Suara Marind

Sagu Bakar Dibawa Sang Anjing
Home » Cerita Rakyat  » Sagu Bakar Dibawa Sang Anjing

"Diskriminasi adalah senjata mematikan. Manusia wajib dihargai, sebab mereka adalah harta paling berharga di hadapan Allah Sang Pencipta."

Di masa lalu, sebelum dunia berubah seperti sekarang, di tanah Sanggahe, Distrik Okaba, hiduplah sebuah komunitas yang dikenal sebagai Wolon. Mereka adalah para pemburu, penokok sagu, dan penangkap ikan di rawa-rawa.

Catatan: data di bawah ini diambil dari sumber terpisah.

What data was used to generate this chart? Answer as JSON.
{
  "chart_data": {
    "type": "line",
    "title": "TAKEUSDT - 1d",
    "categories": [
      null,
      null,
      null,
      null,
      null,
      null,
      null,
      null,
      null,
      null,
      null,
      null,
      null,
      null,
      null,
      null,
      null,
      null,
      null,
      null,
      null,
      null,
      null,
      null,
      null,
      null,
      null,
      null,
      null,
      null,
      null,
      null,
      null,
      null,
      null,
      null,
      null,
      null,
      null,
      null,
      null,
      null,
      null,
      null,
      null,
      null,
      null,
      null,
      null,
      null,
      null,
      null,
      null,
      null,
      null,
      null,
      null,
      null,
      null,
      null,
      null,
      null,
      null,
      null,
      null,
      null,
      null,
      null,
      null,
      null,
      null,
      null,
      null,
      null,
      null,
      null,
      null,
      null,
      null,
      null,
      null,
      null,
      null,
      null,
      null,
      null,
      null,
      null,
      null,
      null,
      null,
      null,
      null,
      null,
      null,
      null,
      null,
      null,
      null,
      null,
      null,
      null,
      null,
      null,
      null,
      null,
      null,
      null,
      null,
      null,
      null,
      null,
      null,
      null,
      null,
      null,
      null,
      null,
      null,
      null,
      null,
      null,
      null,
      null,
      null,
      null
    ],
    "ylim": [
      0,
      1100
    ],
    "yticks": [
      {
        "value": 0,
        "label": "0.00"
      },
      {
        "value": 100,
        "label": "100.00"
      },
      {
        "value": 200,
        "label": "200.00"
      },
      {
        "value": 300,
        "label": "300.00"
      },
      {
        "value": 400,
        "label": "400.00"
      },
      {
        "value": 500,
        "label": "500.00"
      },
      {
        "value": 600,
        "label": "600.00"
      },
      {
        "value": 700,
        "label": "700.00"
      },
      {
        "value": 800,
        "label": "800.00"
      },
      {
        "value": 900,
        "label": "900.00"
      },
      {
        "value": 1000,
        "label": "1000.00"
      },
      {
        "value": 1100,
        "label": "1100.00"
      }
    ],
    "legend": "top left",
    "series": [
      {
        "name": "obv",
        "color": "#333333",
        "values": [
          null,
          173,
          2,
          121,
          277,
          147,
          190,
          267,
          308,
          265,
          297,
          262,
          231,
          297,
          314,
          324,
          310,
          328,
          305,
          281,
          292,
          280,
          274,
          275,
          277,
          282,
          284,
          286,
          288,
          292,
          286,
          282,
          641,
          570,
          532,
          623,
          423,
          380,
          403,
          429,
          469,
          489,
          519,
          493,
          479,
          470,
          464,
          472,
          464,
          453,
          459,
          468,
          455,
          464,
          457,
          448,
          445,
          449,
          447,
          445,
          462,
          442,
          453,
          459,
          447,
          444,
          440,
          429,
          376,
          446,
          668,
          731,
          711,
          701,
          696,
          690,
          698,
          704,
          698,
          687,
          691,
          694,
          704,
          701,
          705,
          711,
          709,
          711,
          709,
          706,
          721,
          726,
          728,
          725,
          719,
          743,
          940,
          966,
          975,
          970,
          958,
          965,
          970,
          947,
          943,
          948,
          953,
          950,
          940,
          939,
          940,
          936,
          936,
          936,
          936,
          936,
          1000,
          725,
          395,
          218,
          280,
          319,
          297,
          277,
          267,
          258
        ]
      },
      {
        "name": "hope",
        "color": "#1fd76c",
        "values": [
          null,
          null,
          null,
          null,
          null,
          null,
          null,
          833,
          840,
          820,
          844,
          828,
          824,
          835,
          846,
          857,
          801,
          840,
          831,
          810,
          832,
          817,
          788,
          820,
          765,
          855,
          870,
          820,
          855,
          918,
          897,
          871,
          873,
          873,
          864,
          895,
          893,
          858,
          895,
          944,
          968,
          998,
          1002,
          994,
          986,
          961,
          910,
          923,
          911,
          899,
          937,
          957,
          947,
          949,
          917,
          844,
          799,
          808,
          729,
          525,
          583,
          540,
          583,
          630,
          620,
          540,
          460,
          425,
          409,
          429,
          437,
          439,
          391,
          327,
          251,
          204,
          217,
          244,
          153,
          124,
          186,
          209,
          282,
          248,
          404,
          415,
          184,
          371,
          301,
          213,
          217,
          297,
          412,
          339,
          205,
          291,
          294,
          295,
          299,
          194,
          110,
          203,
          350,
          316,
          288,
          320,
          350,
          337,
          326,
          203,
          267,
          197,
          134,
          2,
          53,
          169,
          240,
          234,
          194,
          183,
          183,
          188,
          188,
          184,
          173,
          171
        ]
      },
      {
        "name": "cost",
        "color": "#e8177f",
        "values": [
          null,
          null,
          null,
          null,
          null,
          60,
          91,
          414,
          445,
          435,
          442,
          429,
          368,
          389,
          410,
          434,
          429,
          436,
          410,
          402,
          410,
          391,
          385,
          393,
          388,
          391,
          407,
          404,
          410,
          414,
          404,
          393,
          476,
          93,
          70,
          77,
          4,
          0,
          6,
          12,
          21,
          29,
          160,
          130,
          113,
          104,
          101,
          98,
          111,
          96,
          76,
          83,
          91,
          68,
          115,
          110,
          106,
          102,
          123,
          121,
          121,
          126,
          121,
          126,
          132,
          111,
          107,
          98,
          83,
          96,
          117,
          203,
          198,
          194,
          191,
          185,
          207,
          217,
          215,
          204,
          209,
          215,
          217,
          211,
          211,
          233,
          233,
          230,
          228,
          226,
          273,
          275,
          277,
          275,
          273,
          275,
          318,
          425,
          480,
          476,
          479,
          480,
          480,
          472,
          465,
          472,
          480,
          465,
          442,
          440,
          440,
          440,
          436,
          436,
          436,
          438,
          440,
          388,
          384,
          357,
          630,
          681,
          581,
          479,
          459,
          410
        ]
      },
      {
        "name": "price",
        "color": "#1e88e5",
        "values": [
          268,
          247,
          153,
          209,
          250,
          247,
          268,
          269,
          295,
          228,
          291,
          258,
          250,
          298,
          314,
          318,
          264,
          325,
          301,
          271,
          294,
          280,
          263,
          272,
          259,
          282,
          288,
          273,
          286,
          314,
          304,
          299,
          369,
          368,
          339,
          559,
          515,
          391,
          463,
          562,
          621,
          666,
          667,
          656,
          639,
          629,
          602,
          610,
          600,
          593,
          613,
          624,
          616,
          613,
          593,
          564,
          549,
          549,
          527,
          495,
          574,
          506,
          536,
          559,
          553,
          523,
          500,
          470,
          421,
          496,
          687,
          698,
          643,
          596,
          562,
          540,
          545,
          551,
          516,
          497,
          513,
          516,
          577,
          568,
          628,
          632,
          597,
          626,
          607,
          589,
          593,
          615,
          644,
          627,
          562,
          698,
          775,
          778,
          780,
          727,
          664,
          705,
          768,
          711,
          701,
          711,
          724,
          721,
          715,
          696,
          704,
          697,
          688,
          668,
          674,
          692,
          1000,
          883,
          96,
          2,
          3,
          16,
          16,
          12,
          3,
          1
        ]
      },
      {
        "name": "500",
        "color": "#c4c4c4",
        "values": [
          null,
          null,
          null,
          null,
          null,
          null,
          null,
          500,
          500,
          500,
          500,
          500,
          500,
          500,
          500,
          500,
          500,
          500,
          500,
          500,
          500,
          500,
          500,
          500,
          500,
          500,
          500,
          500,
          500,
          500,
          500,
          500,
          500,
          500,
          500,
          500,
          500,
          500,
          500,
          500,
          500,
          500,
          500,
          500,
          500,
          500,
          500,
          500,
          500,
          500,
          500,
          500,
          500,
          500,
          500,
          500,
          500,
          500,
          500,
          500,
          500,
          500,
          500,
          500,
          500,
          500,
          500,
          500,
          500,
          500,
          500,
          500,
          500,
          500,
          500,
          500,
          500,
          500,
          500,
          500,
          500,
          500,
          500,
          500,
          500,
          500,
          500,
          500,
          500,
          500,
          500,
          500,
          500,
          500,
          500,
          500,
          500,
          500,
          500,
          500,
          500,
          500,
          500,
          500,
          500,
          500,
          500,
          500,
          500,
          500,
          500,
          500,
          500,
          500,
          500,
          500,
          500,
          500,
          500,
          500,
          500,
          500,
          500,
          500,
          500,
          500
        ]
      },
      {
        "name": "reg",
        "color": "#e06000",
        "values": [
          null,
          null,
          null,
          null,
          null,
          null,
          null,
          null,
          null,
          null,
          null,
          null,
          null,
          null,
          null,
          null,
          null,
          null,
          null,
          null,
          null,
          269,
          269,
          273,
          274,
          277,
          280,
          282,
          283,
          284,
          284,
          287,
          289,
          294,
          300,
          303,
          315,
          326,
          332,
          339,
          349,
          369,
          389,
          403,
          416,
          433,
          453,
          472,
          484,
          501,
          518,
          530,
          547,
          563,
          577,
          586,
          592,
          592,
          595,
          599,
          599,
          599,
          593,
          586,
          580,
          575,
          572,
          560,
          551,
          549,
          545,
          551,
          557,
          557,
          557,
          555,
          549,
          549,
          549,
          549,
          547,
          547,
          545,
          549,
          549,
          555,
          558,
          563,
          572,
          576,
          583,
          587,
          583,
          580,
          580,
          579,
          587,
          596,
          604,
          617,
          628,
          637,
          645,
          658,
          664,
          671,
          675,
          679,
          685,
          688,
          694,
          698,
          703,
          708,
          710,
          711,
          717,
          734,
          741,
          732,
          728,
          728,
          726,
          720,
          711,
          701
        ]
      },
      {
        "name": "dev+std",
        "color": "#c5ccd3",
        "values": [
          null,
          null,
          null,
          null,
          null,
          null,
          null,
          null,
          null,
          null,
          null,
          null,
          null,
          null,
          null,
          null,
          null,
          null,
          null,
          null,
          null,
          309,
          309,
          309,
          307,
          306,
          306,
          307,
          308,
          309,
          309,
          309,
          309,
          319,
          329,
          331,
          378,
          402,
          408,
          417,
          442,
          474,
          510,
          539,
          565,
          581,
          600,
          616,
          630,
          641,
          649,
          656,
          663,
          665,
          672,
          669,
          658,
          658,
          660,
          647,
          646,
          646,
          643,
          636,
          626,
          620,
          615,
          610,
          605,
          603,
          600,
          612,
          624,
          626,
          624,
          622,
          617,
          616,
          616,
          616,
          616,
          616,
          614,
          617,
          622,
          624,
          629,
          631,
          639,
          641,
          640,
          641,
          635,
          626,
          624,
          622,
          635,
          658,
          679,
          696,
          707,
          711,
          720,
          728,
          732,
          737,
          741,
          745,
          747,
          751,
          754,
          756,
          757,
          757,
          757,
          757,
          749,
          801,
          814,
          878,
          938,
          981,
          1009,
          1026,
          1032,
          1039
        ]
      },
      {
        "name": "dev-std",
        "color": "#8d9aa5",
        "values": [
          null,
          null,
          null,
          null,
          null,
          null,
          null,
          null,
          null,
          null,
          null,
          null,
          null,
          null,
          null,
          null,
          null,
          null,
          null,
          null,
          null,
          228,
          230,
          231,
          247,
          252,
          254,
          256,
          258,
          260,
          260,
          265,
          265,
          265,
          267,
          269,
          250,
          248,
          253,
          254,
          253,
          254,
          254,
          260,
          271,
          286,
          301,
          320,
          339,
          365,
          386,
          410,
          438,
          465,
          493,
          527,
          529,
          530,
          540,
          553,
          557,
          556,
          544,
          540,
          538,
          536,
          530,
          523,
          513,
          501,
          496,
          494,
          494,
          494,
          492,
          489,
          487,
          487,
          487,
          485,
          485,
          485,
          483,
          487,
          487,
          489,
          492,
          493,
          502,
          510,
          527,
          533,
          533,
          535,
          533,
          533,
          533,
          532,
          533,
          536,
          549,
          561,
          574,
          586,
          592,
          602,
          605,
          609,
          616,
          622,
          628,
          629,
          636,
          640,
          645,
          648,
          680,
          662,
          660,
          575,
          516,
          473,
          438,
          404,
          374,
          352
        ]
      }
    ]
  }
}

Namun, di tengah kehidupan mereka, ada ketidakadilan yang terukir dalam tradisi. Para laki-laki hidup dalam kelimpahan, sedangkan kaum perempuan dan orang tua hanya menerima sisa-sisa. Hasil buruan hanya boleh dimakan oleh anak laki-laki. Setiap hari, para bapak dan anak laki-laki pergi berburu, sementara kaum ibu dan anak perempuan mencari ikan di rawa. Mereka bekerja keras, tetapi hak mereka diabaikan.

Di tengah keheningan malam, seorang tete (kakek bijak) yang memiliki ilmu gaib memandang kaum perempuan dengan tatapan iba. Ia tidak bisa lagi melihat penderitaan mereka.

"Sudah cukup," bisik Tete kepada seorang ibu tua. "Kalian harus pergi. Aku akan membantu kalian menghilangkan jejak."

Malam itu, secara rahasia, ia berkumpul bersama kaum ibu dan nenek-nenek. Mereka harus pergi sebelum fajar menyingsing.

"Kita harus menokok sagu dan membakarnya hingga kering. Ini akan menjadi bekal perjalanan," bisik seorang ibu.

Dengan penuh hati-hati, mereka bekerja dalam senyap. Tidak ada yang boleh tahu, terutama para laki-laki. Pagi harinya, suara pengumuman menggema di seluruh kampung.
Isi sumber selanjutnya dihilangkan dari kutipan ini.